Keywords: self-supervised learning, failure modes, interpretability
TL;DR: We study the representation space of various self-supervised models and discover discriminative features that show strong causal importance.
Abstract: Self-supervised learning methods have shown impressive results in downstream classification tasks. However, there is limited work in understanding and interpreting their learned representations. In this paper, we study the representation space of several state-of-the-art self-supervised models including SimCLR, SwaV, MoCo V2 and BYOL. Without the use of class label information, we first discover discriminative features that are highly active for various subsets of samples and correspond to unique physical attributes in images. We show that, using such discriminative features, one can compress the representation space of self-supervised models up to 50% without affecting downstream linear classification significantly. Next, we propose a sample-wise Self-Supervised Representation Quality Score (or, Q-Score) that can be computed without access to any label information.
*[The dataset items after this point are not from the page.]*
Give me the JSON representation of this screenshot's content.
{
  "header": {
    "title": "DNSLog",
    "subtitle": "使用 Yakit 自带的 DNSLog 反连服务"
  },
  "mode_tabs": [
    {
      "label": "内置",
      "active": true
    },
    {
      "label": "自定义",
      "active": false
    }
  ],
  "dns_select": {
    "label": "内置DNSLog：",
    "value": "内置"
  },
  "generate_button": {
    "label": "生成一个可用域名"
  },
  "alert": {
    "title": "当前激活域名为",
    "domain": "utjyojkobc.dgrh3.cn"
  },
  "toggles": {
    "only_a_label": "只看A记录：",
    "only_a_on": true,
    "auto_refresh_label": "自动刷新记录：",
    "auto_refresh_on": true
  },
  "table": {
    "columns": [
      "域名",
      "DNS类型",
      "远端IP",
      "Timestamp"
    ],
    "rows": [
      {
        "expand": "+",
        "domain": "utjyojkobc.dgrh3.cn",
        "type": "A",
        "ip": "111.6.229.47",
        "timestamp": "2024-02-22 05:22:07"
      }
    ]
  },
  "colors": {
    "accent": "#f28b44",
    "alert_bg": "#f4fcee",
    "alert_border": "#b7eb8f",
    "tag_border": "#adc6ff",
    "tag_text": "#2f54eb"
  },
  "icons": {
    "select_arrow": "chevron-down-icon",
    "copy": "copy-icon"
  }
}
Q-Score, utilizes discriminative features to reliably predict if a given sample is likely to be mis-classified in the downstream classification task achieving AUPRC of 0.91 on SimCLR and BYOL trained on ImageNet-100. Q-Score can also be used as a regularization term to remedy low-quality representations leading up to 8% relative improvement in accuracy on all 4 self-supervised baselines on ImageNet-100, CIFAR-10, CIFAR-100 and STL-10. Moreover, through heatmap analysis, we show that Q-Score regularization enhances discriminative features and reduces feature noise, thus improving model interpretability.